Characterization of the Helicobacter pylori NikR-PureA DNA interaction:: Metal ion requirements and sequence specificity

HPNikR, a prokaryotic nickel binding transcription factor, is found in Helicobacter pylori where it functions as a regulator of multiple genes, including those involved in acid adaptation and nickel ion homeostasis. Particularly important is HPNikR's role in the regulation of the nickel-dependent enzyme urease which is critical for the organism's survival in the acidic environment of the gastric epithelium. The target operator sequences of the genes regulated by HPNikR do not contain any identifiable palindromes, and the exact mechanism(s) of the HPNikR-DNA recognition event is unknown. HPNikR was expressed and purified as a soluble protein containing mixed alpha/beta secondary structure with evidence of a tertiary fold.

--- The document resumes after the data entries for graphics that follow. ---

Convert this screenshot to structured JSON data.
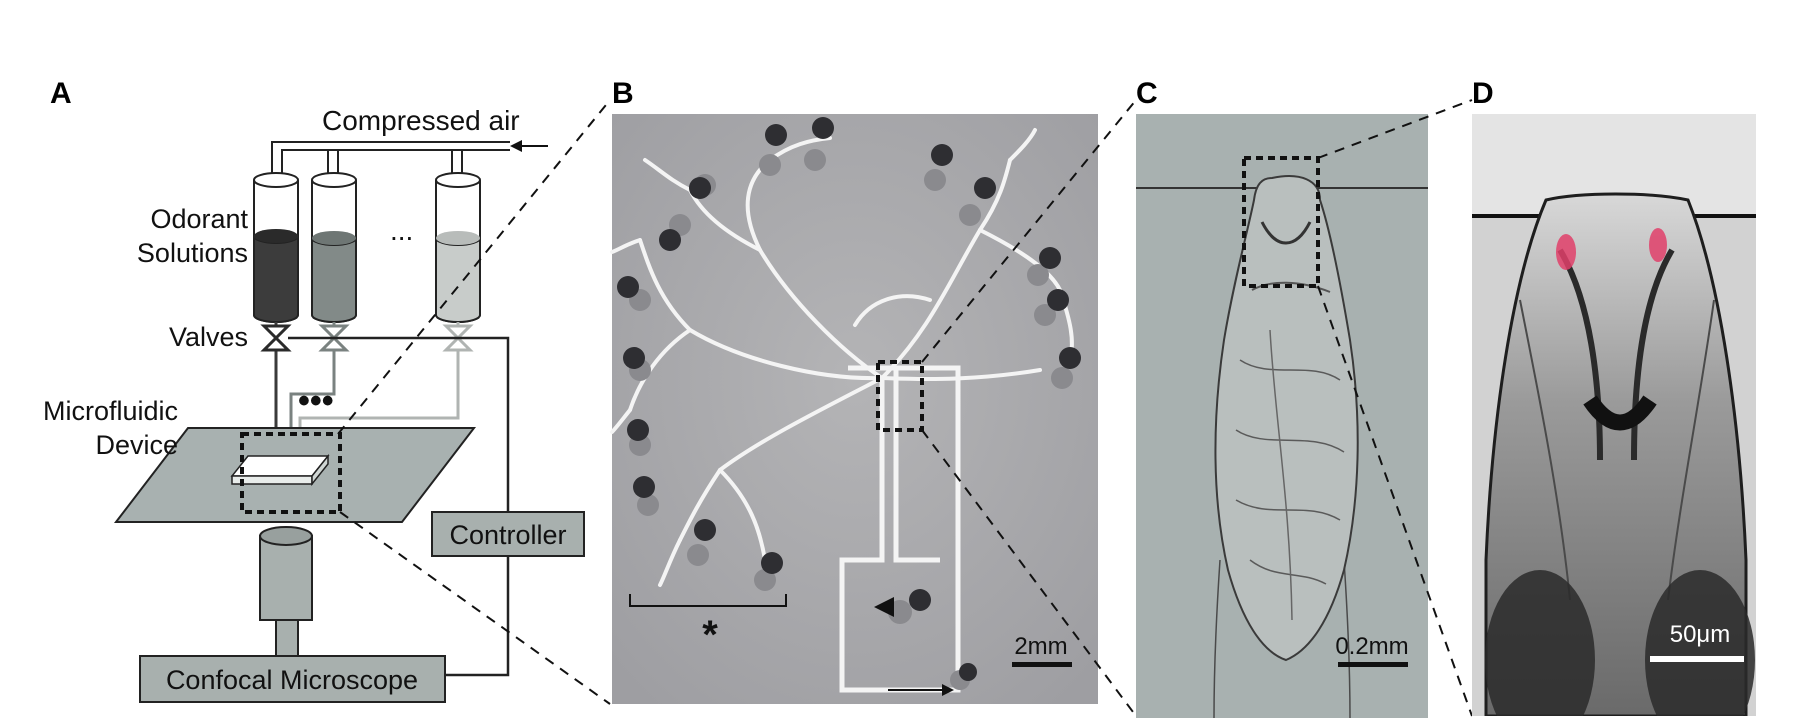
{
  "panels": {
    "a": {
      "label": "A"
    },
    "b": {
      "label": "B"
    },
    "c": {
      "label": "C"
    },
    "d": {
      "label": "D"
    }
  },
  "schematic": {
    "compressed_air": "Compressed air",
    "odorant_line1": "Odorant",
    "odorant_line2": "Solutions",
    "ellipsis": "...",
    "valves": "Valves",
    "device_dots": "•••",
    "microfluidic_line1": "Microfluidic",
    "microfluidic_line2": "Device",
    "controller": "Controller",
    "confocal": "Confocal Microscope"
  },
  "photo_b": {
    "scale": "2mm",
    "asterisk": "*"
  },
  "photo_c": {
    "scale": "0.2mm"
  },
  "photo_d": {
    "scale": "50μm"
  },
  "colors": {
    "dark_fill": "#3c3c3c",
    "mid_fill": "#828a88",
    "light_fill": "#c8ccca",
    "device": "#a8b1b0",
    "box": "#a8b0ae"
  }
}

A direct and competitive fluorescence anisotropy (FA) assay to probe both the metal ion requirements and sequence specificity of HPNikR for P-ureA, the operator sequence for the urease gene, was developed. FA studies revealed that apo-HPNikR did not bind to P-ureA while Ni(II)HPNikR bound P-ureA with nanomolar affinity, but only in the presence of a second metal ion [magnesium, calcium, or manganese(II)], suggesting that HPNikR contains a second, low-affinity metal binding site. Cu(II)HPNikR also exhibited a requirement for a second metal ion to accomplish P-ureA binding. Removal of a loosely conserved putative palindrome sequence in the P-ureA operator abrogated HPNikR binding. Together, these results support a model of HPNikR-P-ureA binding in which specific metal ions must be coordinated to high- and low-affinity sites to modulate binding.